Como resíduos agroindustriais podem ser meios de cultura sustentáveis?
Como a economia brasileira é baseada fortemente na agricultura, com a produção de café, cana-de-açúcar, soja, mandioca, frutas, cereais entre outros, a produção destes alimentos gera, elevadas quantidades de resíduos, que são fontes ricas em energia renovável para o planeta. O acúmulo de biomassa em grandes quantidades, traz prejuízos ao meio ambiente e também resulta no desperdício de materiais potencialmente valiosos. Essas razões, aliadas ao baixo custo de tais matérias-primas, aumentam o interesse na utilização desses resíduos em processos biotecnológicos.

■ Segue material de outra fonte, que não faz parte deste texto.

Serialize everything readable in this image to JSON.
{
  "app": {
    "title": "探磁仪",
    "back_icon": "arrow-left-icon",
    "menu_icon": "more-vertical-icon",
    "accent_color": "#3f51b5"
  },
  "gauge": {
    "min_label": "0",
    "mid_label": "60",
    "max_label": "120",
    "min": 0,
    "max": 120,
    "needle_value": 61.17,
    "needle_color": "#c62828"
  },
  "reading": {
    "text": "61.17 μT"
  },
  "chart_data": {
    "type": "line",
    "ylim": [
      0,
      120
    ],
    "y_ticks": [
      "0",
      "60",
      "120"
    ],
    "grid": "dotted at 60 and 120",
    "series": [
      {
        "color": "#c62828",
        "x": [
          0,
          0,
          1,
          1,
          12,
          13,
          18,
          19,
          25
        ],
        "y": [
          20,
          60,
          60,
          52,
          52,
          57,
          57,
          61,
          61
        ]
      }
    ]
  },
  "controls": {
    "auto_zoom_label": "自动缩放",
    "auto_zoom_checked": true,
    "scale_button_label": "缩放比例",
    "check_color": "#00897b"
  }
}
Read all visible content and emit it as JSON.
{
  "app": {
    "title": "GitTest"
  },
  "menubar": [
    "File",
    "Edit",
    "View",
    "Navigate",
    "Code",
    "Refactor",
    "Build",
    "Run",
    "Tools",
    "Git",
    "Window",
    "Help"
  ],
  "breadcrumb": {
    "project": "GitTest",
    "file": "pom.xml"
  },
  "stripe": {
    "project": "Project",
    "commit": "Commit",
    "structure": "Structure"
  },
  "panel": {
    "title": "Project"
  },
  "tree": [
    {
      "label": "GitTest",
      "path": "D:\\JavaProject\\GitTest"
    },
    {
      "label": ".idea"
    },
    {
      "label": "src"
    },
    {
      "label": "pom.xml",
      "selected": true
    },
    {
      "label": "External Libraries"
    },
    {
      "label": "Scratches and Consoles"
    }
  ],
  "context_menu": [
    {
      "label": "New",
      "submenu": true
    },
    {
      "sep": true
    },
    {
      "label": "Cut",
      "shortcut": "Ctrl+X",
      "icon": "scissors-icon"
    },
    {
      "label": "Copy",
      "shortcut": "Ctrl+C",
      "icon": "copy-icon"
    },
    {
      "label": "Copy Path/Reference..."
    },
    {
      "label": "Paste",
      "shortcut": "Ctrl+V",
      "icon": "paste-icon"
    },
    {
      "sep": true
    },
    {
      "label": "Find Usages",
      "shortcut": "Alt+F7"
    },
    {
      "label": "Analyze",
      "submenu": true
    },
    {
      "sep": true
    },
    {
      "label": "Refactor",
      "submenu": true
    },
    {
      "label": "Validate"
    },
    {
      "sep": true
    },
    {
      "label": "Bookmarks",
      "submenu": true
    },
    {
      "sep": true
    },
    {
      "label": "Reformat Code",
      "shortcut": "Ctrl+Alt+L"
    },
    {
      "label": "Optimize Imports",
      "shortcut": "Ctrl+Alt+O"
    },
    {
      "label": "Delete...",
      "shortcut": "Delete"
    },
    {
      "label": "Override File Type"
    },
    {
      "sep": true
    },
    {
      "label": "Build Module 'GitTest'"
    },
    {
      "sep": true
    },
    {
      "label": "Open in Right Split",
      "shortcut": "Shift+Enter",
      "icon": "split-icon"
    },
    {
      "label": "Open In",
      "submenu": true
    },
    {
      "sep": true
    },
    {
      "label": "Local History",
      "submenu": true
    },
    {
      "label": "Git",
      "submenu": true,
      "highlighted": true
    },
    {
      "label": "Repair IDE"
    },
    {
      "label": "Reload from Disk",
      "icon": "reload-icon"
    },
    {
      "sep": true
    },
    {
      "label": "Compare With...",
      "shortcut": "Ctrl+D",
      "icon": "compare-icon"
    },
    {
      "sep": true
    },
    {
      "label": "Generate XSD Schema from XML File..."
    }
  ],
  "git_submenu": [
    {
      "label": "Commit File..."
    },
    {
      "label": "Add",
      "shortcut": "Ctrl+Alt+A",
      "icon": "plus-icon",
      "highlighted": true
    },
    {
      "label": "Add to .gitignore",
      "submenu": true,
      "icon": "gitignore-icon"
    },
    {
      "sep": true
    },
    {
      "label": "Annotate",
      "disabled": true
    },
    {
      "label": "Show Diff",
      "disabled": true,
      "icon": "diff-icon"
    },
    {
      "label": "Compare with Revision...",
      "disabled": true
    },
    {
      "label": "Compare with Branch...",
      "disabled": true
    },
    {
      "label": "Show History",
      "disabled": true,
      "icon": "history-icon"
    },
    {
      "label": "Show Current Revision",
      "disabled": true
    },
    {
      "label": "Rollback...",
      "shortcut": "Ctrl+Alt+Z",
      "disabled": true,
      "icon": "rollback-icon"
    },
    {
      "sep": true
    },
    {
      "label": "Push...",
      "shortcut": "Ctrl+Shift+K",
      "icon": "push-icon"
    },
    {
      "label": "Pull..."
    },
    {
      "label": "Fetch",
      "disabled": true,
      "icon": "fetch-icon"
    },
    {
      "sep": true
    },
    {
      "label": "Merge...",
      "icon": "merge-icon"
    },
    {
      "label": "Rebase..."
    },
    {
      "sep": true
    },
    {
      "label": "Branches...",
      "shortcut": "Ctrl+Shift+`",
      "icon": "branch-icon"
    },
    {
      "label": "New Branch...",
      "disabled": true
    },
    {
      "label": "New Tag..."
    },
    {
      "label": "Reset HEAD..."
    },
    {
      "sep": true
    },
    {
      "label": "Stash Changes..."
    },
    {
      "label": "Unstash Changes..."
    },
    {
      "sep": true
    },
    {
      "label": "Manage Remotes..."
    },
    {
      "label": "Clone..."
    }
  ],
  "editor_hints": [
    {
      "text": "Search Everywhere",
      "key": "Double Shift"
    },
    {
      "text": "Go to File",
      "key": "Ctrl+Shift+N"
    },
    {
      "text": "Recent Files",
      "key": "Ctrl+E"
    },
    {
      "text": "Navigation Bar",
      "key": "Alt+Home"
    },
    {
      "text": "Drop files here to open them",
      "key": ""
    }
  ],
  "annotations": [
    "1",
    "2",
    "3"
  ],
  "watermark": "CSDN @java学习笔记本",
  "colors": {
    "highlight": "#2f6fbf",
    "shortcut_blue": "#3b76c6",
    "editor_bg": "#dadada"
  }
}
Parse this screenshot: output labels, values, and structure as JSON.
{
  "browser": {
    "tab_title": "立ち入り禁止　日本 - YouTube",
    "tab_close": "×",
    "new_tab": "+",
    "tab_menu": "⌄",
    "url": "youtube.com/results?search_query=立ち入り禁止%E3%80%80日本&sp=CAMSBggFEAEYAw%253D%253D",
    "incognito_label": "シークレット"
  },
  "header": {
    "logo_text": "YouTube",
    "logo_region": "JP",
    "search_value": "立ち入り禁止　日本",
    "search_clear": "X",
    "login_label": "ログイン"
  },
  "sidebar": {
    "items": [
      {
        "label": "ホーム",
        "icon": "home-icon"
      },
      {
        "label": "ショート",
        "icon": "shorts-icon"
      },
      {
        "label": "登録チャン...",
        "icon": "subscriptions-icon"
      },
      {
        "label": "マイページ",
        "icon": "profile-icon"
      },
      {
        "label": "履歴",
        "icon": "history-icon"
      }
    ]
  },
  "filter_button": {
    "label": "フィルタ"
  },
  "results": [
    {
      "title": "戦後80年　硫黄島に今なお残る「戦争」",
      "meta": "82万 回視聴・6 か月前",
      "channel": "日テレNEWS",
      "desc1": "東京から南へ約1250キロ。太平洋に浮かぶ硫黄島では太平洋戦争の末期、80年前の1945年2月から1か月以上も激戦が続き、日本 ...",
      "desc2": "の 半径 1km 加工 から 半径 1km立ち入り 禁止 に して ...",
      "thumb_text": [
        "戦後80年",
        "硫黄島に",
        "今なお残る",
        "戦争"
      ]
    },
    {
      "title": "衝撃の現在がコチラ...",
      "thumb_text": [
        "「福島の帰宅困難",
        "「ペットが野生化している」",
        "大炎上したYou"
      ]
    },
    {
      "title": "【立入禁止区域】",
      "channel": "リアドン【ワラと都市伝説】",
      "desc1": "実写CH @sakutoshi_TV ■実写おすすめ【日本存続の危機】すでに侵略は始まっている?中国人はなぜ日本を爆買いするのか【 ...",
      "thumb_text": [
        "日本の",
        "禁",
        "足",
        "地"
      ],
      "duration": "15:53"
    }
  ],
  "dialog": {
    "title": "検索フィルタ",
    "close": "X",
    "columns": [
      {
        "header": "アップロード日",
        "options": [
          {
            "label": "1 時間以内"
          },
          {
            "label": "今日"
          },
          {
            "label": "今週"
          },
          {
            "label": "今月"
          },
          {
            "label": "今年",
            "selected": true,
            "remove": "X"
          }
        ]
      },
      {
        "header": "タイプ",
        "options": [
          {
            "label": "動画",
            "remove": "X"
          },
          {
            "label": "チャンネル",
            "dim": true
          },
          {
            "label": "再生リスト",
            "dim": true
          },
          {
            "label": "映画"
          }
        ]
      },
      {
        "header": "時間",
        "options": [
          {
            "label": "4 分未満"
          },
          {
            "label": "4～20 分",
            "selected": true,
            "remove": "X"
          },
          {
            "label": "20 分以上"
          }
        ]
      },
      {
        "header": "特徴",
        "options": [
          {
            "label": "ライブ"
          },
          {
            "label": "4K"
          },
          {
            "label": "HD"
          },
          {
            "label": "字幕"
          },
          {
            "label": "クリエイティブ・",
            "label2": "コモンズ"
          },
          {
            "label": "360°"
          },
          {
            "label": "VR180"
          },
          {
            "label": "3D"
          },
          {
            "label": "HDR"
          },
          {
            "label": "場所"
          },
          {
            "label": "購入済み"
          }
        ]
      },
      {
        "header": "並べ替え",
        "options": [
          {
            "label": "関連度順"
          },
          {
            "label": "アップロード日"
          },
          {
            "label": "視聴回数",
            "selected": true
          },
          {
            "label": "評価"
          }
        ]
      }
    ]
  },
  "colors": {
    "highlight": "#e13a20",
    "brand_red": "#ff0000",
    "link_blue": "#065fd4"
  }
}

Alguns bioprocessos demandam a utilização de matérias-primas para o preparo de meios de cultura, que serão utilizados pelos micro-organismos para a produção de compostos de interesse biotecnológico. Essas matérias-primas fornecem um excelente substrato para o crescimento de micro-organismos industriais, dentre eles: bactérias, fungos filamentosos, leveduras e microalgas, suprindo os nutrientes essenciais para os mesmos. Alguns desses nutrientes funcionam como fontes de carbono e nitrogênio, os quais são considerados macronutrientes, além de micronutrientes, como sais minerais e vitaminas, que podem ser importantes como cofatores e coenzimas.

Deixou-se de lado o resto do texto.